Jack Bizlall : En principe je crois que les partis politiques de droite seront dans l’obligation de confronter les prochaines élections séparément sauf s’il y a un changement au sein du Parti Travailliste. Je ne vois pas le MSM et le MMM concrétiser une alliance préélectorale avec le PTr de Ramgoolam. Ce serait indigeste électoralement parlant.

La seule question pertinente est comme suit : serait-il possible que le MMM et le MSM concluent une alliance pour ces élections ? Dans l’absolu, tout est possible en politique, tout est acceptable en politique. Il y a toujours une justification pour s’associer en politique. En général, il suffit de tomber d’accord pour piller et ensuite partager les biens de l’Etat et les « donations » provenant des investisseurs et des accapareurs de biens publics. Nos politiciens ont partagé des milliards pendant ces 20 dernières années, à l’exception de certains qui ont conservé leur dignité sur le plan de l’honnêteté.

En principe, les élections générales ne seront fixées que quand les rapports de force entre les pro-Ramgoolam et les anti-Ramgoolam seront établis au sein du PTr, et en dehors du PTr. Des sanctions pénales contre Ramgoolam pour les poursuites engagées contre lui peuvent bien aider les anti-Ramgoolam. Il n’est pas interdit de révéler que certains au PTr souhaitent que ces sanctions soient appliquées le plus vite possible.

Mais le DPP et le judiciaire vont hâter ou retarder les choses, indépendamment des élections, certes, mais pas sans conscience de ce qui peut se passer pendant et après les procès. L’indépendance du judiciaire existe à Maurice. Mais montrez-moi un homme ou une femme totalement indépendant à Maurice, ou ailleurs.

Ce n’est pas le sort de Ramgoolam qui est en jeu, mais les pratiques politiques dont il a héritées. Pour qu’il y ait espoir de changement, il faut que les jeunes se démarquent des manipulateurs et des accapareurs. C’est crucial. J’ai publié cette semaine un opuscule à l’intention des jeunes, intitulé « C’est demain 2033 ».

Souvenons-nous du jeu de la comptine “« Je te tiens, tu me tiens, par la barbichette ;
le premier de nous deux qui rira aura une tapette ! »

Les deux protagonistes, Ramgoolam et Jugnauth, risquent de rire jaune et ainsi les tapettes risquent de pleuvoir. Le dénouement de toutes ces histoires va faire du bruit, y compris l’affaire MedPoint. Mais, à ce stade, nous ne pouvons exclure une alliance électorale entre les deux sur la base d’un arrangement pour arrêter les poursuites.

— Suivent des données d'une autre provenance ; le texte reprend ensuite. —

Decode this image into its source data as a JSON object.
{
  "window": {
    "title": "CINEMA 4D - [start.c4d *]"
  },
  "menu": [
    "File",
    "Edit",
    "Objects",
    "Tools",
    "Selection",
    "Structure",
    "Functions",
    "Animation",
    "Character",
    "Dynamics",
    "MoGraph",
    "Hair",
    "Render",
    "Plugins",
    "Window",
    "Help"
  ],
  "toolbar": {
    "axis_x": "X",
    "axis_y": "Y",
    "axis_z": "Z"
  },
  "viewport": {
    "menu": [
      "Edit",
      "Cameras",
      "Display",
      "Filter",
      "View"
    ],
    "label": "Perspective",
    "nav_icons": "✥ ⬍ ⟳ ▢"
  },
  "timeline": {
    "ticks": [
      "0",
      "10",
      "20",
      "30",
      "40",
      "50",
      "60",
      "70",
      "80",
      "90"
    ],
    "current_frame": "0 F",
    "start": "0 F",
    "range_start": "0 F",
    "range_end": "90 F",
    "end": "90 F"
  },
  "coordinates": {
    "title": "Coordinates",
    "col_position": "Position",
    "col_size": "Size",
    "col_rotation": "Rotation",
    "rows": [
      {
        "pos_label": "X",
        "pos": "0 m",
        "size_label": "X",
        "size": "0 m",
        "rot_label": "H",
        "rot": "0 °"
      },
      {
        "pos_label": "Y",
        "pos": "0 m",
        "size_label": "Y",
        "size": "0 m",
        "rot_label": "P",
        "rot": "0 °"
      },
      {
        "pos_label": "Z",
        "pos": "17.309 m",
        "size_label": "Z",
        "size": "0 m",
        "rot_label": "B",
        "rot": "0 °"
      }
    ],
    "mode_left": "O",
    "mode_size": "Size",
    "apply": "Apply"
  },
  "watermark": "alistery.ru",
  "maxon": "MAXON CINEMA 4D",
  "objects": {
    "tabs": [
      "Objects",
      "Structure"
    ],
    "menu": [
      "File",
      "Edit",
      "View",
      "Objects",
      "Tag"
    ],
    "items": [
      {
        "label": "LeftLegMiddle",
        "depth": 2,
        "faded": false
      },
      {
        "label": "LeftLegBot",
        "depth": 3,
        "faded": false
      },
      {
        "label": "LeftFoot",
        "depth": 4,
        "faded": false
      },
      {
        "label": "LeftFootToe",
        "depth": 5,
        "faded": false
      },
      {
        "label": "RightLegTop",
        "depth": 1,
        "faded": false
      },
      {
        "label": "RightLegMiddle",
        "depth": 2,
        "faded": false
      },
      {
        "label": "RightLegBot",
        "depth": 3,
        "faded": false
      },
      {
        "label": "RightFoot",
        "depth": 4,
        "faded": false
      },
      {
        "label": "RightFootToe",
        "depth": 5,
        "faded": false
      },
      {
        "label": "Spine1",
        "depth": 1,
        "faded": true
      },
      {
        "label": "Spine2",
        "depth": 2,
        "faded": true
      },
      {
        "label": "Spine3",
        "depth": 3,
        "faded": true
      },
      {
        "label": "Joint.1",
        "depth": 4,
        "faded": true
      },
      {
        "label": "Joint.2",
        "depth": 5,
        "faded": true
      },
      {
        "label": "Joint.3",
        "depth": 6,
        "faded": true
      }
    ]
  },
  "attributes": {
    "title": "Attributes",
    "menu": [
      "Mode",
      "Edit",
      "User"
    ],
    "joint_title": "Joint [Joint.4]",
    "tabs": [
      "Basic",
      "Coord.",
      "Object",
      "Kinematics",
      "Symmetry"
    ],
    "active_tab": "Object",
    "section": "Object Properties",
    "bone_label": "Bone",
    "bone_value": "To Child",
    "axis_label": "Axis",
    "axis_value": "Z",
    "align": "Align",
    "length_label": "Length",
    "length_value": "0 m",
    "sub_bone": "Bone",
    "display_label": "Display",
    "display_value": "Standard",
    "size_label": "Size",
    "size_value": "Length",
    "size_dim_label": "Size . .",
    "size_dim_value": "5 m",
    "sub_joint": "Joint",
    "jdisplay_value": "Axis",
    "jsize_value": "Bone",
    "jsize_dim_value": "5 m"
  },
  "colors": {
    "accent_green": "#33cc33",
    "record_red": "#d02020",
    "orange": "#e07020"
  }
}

Pourquoi la droite irait-elle aux élections séparément ? La classe politique de droite peut prétendre faire élire ses candidats en dehors des alliances électorales. Mais ce n’est pas certain dans le cadre des alliances électorales. Tel a été le cas en 1976. Donc, les alliances électorales se feront après les élections comme en 1976. Savez-vous qu’en 1976 il y a eu des négociations post-électorales entre le PTr et le PMSD, entre le MMM et le PTr et entre le MMM et le PMSD ? Ramgoolam père a opté pour le PMSD que parce que le MMM avait fait élire plus de candidats que le PTr.

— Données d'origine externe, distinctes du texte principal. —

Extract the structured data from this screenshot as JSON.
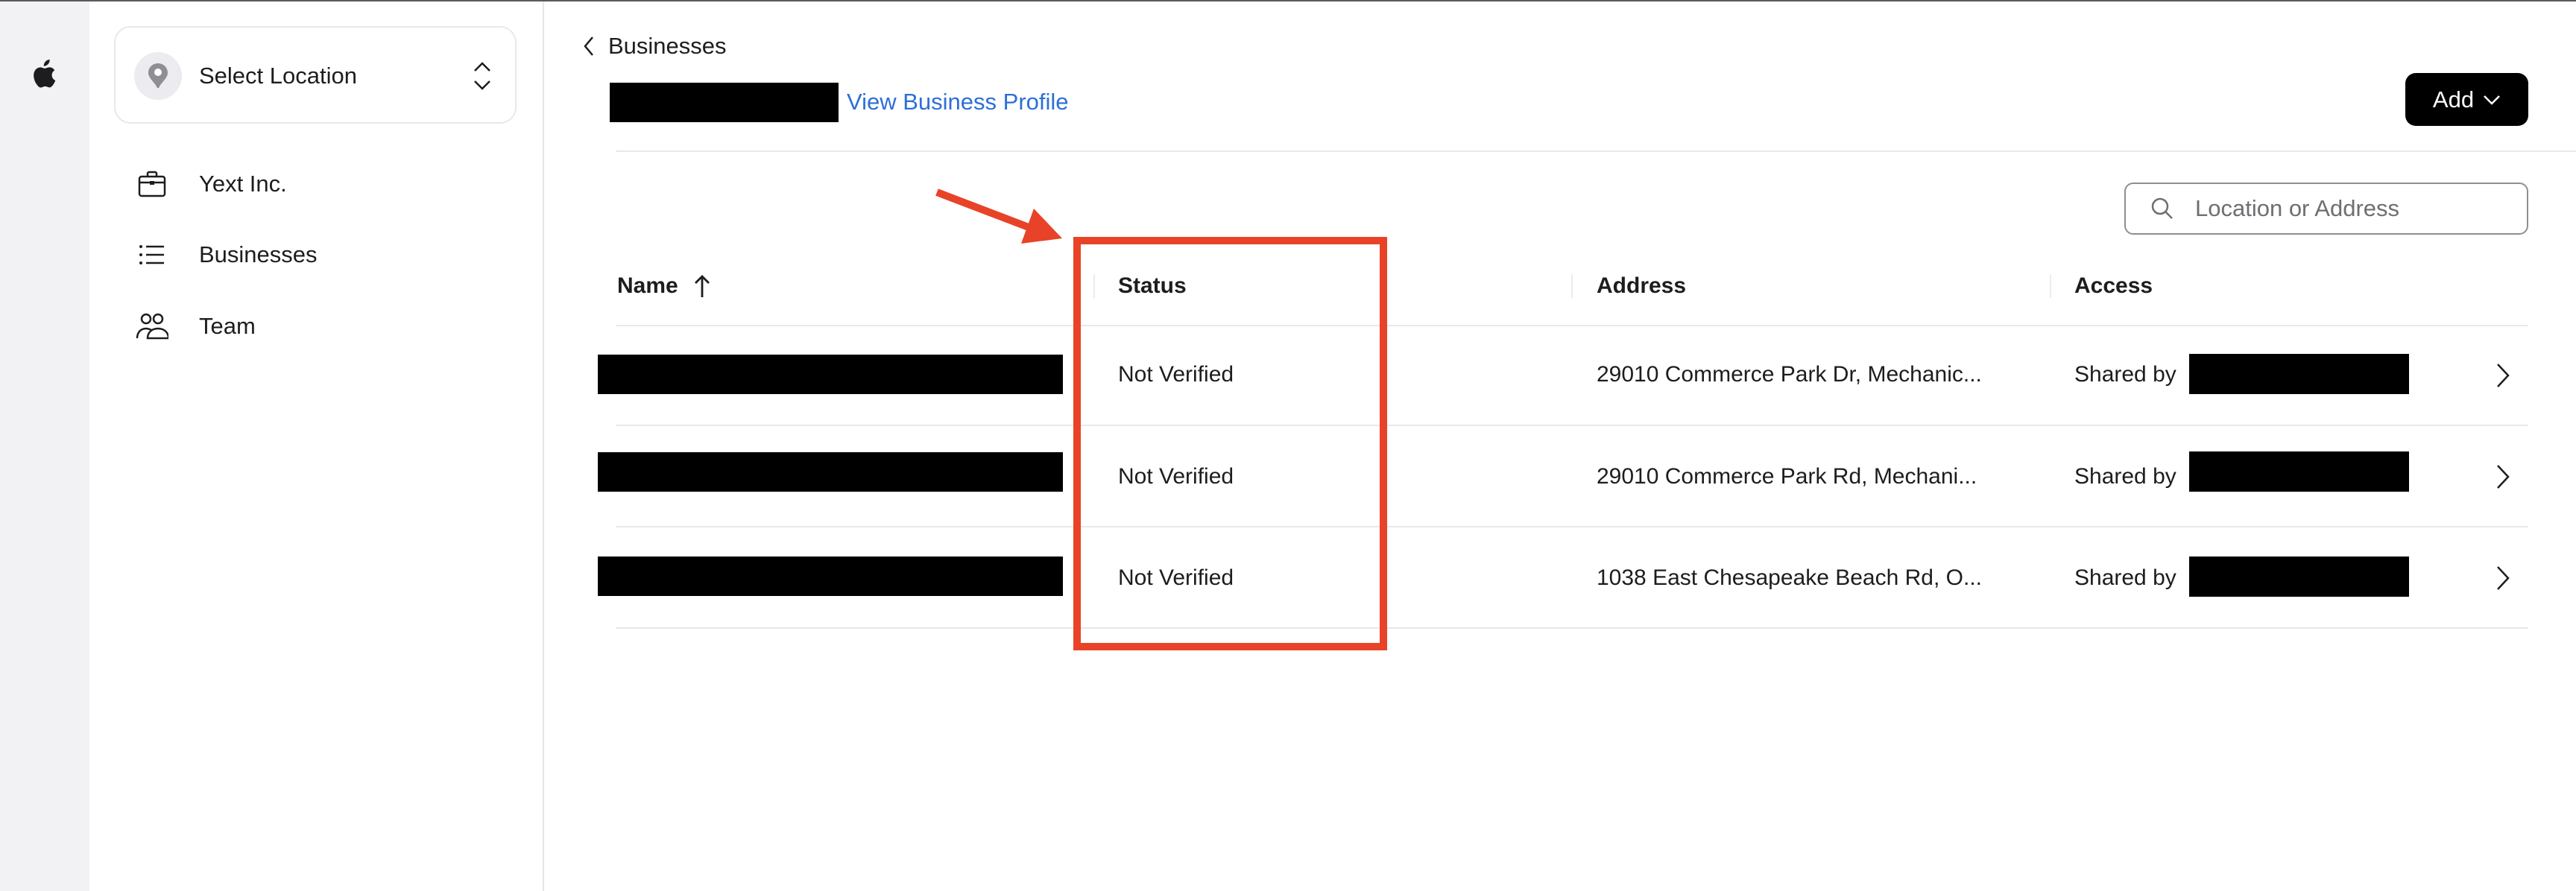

* Et les partis de gauche ? Peuvent-ils prétendre faire bonne figure lors des prochaines élections ?

Certainement. Il ne faut pas croire que l’électorat est si naïf pour ne voter qu’à droite. Mais il ne faut pas être présomptueux pour croire qu’un parti de gauche peut battre les partis de droite, et les autres partis de gauche à la fois. Le drame se trouve dans cette stratégie paralysante.

Il ne sera jamais question de victoire électorale pour la gauche SANS rassemblement. Rassembler présuppose un comportement non sectaire. Il faut se débarrasser de tout dogmatisme, de tout comportement doctrinaire, de toute croyance que l’on peut faciliter un tel rassemblement avec des compromissions par un programme minimal ou de n’admettre aucun compromis avec un programme maximal, voire maximaliste, et encore moins avec des pratiques manœuvrières.

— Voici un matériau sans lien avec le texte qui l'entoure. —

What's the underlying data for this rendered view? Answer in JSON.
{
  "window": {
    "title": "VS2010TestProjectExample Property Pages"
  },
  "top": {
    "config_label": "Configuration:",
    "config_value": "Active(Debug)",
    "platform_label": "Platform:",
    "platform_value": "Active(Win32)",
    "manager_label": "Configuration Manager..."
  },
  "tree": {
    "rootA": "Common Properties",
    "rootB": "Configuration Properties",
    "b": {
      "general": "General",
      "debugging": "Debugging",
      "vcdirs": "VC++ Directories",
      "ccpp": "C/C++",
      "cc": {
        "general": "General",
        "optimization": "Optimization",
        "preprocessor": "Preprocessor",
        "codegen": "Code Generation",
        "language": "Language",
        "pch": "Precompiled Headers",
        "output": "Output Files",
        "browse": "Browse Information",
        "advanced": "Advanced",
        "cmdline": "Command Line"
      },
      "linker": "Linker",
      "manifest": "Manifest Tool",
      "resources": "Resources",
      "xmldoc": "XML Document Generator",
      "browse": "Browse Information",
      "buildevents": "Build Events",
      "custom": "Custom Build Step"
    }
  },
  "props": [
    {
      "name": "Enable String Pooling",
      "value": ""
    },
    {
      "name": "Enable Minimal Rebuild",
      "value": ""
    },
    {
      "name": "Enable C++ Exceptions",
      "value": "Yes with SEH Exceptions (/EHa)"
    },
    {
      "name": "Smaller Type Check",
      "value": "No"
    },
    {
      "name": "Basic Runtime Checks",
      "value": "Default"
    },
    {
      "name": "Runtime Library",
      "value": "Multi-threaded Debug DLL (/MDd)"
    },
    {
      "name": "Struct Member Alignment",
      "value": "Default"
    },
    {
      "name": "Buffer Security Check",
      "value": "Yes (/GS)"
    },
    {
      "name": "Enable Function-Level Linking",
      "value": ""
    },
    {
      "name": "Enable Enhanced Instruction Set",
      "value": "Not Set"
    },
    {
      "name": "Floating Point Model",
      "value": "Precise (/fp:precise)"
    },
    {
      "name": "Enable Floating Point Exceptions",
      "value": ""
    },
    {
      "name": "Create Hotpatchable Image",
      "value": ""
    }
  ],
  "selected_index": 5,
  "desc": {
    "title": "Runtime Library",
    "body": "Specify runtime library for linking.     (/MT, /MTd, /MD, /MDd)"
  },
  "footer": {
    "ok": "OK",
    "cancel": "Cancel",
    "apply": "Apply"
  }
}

Il faut s’ouvrir aux opinions des autres et surtout sortir du raisonnement binaire, bicéphale, manichéenne…. Trois concepts philosophiques et politiques que les partis de gauche doivent maîtriser intellectuellement. Pour cela, il faut relire Marx et se documenter sur ce qui s’est passé entre 1848 (les révolutions en Europe) et 1917 (la révolution bolchevique) et surtout entre 1917 (la prise du pouvoir en Russie) et 1989 (la chute du mur de Berlin et l’implosion du communisme bureaucratisé.)

J’ai pris mes distances du marxisme pour me concentrer sur la pensée marxienne. Si on est un révolutionnaire pur et dur, on ne participe pas aux élections parlementaires. Il y a chez des jeunes qui s’engagent un certain gauchisme qu’ils revendiquent d’ailleurs, assez naïvement.

Permettez-moi de me référer aux commentaires de Marx contre Lassalle dans sa lettre du 13 octobre 1868 à J.B von Schweitzer : « Vous avez expérimenté personnellement l’opposition qui existe entre un mouvement de secte et un mouvement de classe. La secte cherche sa raison d’être et son point d’honneur, non pas dans ce qu’il y a de commun au sein du mouvement ouvrier, mais dans sa recette particulière qui l’en distingue.».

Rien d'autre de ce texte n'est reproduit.